« AYEZ CONSCIENCE des changements que nous sommes en train de vivre, et tirez-en toutes les conséquences nécessaires ». C’est en ces termes que la ministre de la Santé a ouvert à l’Assemblée nationale l’examen de sa loi Hôpital, patients, santé et territoires (HPST). Aux députés, Roselyne Bachelot a expliqué qu’elle leur proposait, « pour la première fois, la mise en place d’un véritable système de santé », c’est-à-dire d’une organisation cohérente et articulée de la médecine libérale, de l’hôpital, de la prévention et du médico-social. Elle a fait valoir aussi la dimension « aménagement du territoire » de son projet de loi. Déroulant des arguments désormais bien rôdés, la ministre a évoqué les futures agences régionales de santé (ARS) sur l’air de « l’union fait la force », plaidé pour le renforcement de « l’ancrage territorial des politiques de santé », fait l’apologie de la « coordination » comme des « décloisonnements ».

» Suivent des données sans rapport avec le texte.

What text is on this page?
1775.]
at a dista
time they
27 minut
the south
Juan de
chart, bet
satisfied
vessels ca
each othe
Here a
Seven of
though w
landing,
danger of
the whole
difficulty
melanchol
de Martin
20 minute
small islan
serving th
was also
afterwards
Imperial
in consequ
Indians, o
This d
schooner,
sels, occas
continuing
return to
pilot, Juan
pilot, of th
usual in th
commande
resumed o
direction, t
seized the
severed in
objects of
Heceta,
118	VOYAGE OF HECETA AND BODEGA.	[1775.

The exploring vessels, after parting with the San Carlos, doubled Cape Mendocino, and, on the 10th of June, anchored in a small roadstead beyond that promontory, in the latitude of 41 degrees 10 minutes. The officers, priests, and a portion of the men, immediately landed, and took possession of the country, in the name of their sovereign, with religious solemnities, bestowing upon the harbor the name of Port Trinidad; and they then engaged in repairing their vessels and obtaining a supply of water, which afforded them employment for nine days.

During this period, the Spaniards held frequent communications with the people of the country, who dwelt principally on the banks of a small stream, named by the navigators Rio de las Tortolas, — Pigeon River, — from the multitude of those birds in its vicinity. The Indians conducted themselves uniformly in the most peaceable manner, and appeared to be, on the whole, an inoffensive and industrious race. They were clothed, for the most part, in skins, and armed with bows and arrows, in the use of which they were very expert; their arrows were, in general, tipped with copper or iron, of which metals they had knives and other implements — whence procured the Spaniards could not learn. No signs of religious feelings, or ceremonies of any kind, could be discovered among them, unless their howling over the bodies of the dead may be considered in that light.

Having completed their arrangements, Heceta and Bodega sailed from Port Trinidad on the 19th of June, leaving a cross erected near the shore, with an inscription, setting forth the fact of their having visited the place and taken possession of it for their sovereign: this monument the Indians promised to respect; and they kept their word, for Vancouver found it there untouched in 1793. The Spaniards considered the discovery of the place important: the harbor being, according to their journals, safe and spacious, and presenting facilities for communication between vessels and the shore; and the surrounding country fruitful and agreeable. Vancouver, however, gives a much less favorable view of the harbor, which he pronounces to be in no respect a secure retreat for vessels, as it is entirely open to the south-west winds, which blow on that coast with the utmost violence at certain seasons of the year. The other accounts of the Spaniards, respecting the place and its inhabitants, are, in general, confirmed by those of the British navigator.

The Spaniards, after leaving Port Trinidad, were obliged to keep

Confiance et responsabilité pour l’installation.
Au chapitre ultrasensible de l’installation des médecins, pour lequel elle sait qu’elle va se retrouver au cours du débat - ce sera au cours de l’examen du titre II du texte - entre les feux de la profession et ceux de nombreux élus, la ministre a été claire. Il faut changer les règles, a-t-elle dit aux députés, s’interrogeant tout haut : « Alors que la densité médicale est de 830 médecins pour 100 000 habitants à Paris, et seulement de 198 dans l’Eure, peut-on laisser la répartition des médecins sur le territoire se dégrader sans agir ? » ; mais il ne s’agit pas d’aller trop loin, a-t-elle aussitôt ajouté, expliquant : « Les mesures présentées procèdent d’une logique de confiance tout autant que d’efficacité. Notre pari est celui de la responsabilité, de l’implication des médecins libéraux (...). » Elle a insisté au passage sur son attachement à la solution des « maisons ou pôles de santé » qui « même dans les zones sous-dotées (...) n’ont aucun problème de recrutement ». Sentant menacés ses projets pour la biologie médicale (voir « le Quotidien » du 10 février), Roselyne Bachelot a également rapidement cité une « réforme structurelle, profonde » qu’elle juge « impérative et urgente ».
Manifestation
Quant à la nouvelle gouvernance des hôpitaux (qui révise les marges de pilotage des directeurs, des médecins et des élus locaux), contestée de toutes parts, qu’institue son texte, la ministre l’a défendue bec et ongles. « Non, gouverner, ce n’est pas se mêler de tout. Non, gouverner, ce n’est pas harceler. Non, gouverner, ce n’est pas caporaliser », a-t-elle expliqué. Avec un mot particulier pour le sort des praticiens : « Certains vous font croire que ce projet prive des médecins de pouvoir : c’est le contraire ! » Sur le dossier enfin de la proximité des soins, qui préoccupe au premier chef les députés, Roselyne Bachelot n’a pas baissé la garde. « Doit-on condamner (...) certains de nos concitoyens à des soins de qualité discutable, pour des pathologies parfois graves, au nom de la proximité ? Je ne le crois pas. C’est la raison pour laquelle je souhaite que certains hôpitaux convertissent ou fassent évoluer certaines de leurs activités. »
À la représentation nationale qui n’en est qu’à l’orée de semaines de débats, la ministre a demandé de faire preuve de « gravité » et de « responsabilité ». « Évitons les caricatures et les raccourcis », leur a-t-elle demandé.
Enfin, il faut noter que plusieurs syndicats franciliens de la santé et de l’action sociale (CGT, CFTC, FO, SUD) organisent une manifestation régionale ce matin, avec un départ à 10h30 de Port Royal, en direction de l’Assemblée nationale. Ils demandent plusieurs choses : le retrait du projet de loi , l’arrêt de la tarification à l’activité, la préservation de l’emploi et des salaires, des budgets correspondants aux besoins des établissements. Ces syndicats rejettent en outre le rapport Couty, qui signe selon eux « la mort de la politique de secteur ». Les syndicats de personnel de l’Assistance publique-Hôpitaux de Paris (AP-HP), opposés au regroupement des hôpitaux et aux Agences régionales de santé, se joignent au mouvement.